トルコリラのスワップポイントはどうやって決まるの?

19年7月の時点でトルコの政策金利は24%

トルコ中央銀行のチェティンカヤ総裁が更迭されてトルコ中央銀行の独立性は失われました。よってエルドアン大統領の意のままに政策金利が決められるでしょう。私の予想は10%前後の大幅利下げが行われると予想しています。現在、1ドル:5.7リラ前後です。この水準で政策金利が15%台となると市場は混乱して欧州勢による売り浴びせを受けるでしょう。エルドアン大統領は金利を下げて車や住宅のローンでの購入を促して消費を活性化させたい狙いでしょうけど、ドルに対してリラの価値が下がってしまっては元も子もありません。世界のヘッジファンドを敵に回してもなお、国民の支持を得られると勘違いしているのですが正真正銘のバカ大統領ですね、エルドアンは。

政策金利が14%になったらスワップポイントは1日いくらになるの?

FXの長期投資の醍醐味であるスワップっポイントですが、この1日当たりの価格は以下のようにして決まります。
分かりやすくするためキリ良く1リラ19円のレートで計算してみましょう。

例)
トルコリラ円の為替レート:19円
トルコの政策金利:24%
日本の政策金利:0.1%
日本円を売って、トルコリラを買っているわけですから、24-0.1=23.9%がレバ1倍の年利となるのです。

トルコリラ1万通貨を保有した場合、1年間のスワップポイント累計は、
19 × 10,000通貨 × 23.9%(年間金利差) = 45,410円(これがレバ1倍で1万通貨保有した際の1年間の合計スワップポイント)

45,410円を1日のスワップポイントに換算すると、
45,410円 / 365日 =1日/124円 となります。

実際は、FXネオの19年7月16日のスワップポイントは97円 (差額の27円分がGMOクリック証券の取り分となる)

このようにしてスワップポイントの価格が決まるわけです。なので、大統領が中央銀行に口先介入して大幅利下げを行うようになると買いポジションを持っている個人投資家にとって大打撃を受けるわけなのです、リラの価値が低い今の状態で大幅利下げされると高金利通貨で無くなり、長期投資の旨みが消えてなくなるわけです。

それでは、仮に10%の大幅利下げが行われたら1日のスワップポイントはいくらになるのか計算しましょう。

トルコリラ円の為替レート:19円
トルコの政策金利:14%
日本の政策金利:0.1%
日本円を売って、トルコリラを買っているわけですから、14-0.1=13.9%がレバ1倍の年利となりますね。

19 × 10,000通貨 × 13.9%(年間金利差) = 26,410円(これがレバ1倍で1万通貨保有した際の1年間の合計スワップポイント)

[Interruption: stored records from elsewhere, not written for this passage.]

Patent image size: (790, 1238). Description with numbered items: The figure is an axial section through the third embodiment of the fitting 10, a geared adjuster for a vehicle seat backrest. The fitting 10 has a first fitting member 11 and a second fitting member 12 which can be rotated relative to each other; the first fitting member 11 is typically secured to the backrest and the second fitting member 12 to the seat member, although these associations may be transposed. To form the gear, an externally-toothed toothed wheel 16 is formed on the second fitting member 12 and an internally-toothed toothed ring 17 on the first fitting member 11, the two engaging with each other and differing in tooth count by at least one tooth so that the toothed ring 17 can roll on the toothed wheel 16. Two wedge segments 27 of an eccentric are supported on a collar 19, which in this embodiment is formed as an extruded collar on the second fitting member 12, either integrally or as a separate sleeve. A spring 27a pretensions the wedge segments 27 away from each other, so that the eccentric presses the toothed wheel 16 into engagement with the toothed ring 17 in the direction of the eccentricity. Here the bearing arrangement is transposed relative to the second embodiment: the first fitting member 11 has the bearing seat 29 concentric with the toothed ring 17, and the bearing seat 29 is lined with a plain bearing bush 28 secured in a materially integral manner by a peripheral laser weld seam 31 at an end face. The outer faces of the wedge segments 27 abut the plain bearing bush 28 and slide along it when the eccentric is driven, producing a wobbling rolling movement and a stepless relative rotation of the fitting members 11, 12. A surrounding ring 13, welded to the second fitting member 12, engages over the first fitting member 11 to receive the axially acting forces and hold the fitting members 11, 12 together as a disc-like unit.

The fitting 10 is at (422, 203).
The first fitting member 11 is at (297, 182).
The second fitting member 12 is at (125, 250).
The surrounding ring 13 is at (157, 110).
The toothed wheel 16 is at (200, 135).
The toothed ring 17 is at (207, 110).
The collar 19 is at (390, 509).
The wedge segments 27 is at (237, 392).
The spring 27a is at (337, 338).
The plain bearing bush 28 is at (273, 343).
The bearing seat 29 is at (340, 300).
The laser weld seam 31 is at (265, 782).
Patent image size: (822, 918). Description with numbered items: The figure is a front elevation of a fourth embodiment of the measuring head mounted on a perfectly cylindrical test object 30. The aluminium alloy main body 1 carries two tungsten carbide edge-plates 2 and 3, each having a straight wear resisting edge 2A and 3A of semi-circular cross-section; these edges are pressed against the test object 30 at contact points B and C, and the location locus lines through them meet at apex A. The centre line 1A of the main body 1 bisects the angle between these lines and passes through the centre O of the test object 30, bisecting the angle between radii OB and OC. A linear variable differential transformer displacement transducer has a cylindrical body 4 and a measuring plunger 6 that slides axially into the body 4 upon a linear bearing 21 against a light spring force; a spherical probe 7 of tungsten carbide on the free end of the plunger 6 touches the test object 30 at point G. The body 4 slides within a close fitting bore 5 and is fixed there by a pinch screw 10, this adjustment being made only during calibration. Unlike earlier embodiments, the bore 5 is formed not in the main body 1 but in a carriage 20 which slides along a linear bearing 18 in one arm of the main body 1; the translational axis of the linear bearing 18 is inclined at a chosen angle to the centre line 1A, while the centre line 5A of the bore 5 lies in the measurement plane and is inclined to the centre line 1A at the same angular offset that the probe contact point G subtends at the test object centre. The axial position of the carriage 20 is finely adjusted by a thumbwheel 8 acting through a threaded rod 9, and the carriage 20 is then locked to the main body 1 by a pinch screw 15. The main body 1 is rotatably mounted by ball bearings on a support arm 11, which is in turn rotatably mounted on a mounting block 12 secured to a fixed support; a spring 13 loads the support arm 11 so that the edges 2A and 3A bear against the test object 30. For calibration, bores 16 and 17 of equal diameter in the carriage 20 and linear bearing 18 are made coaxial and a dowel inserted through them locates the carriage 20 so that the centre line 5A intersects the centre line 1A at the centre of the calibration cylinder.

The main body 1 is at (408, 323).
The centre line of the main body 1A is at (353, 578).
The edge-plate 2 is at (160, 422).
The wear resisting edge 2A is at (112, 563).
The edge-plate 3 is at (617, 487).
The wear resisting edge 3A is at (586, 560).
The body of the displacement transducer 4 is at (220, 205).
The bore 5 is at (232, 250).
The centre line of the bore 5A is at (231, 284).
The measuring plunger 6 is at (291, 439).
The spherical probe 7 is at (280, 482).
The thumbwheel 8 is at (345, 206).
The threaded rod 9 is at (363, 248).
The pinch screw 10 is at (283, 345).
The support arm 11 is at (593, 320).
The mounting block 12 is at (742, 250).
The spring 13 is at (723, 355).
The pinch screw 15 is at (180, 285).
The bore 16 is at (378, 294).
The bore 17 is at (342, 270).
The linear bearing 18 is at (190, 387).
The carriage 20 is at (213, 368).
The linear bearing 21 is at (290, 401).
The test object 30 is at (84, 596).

26,410円を1日のスワップポイントに換算すると、
26,410円 / 365日 =1日/72円 となります。

証券会社の取り分が2割程度と仮定して、投資家の取り分である1日のスワップポイントは
72円×0.8=1日/58円 の想定です。

困りましたね。今90円台後半のスワップポイントが60円以下に下がるわけです。

私は今トルコリラを160万通貨保有しているため160×97円=15,520円を毎日受け取っているわけですが、これが9,200円に下がってしまうわけです。1日1万円以下です。月にすると27万8千円です。月40万のリターンが13万も価値が下がってしまうのです。更には10%の大幅利下げを行った瞬間に17円台にリラの価値が下がると見込みます。しばらく、トルコの消費が回復するまでの数ヶ月は17円台をうろうろすると考えると、スワップポイントは1日50円をキープするのも難しそうかもしれません。

次の政策金利発表は日本時間で19年7月25日の20時です。

せめて3%前後の下げにしてくれるようエルドアン馬鹿大統領に祈りましょう。。。

今日もスワップポイントを貯めてロスカットレートを下げることに勤しみましょう。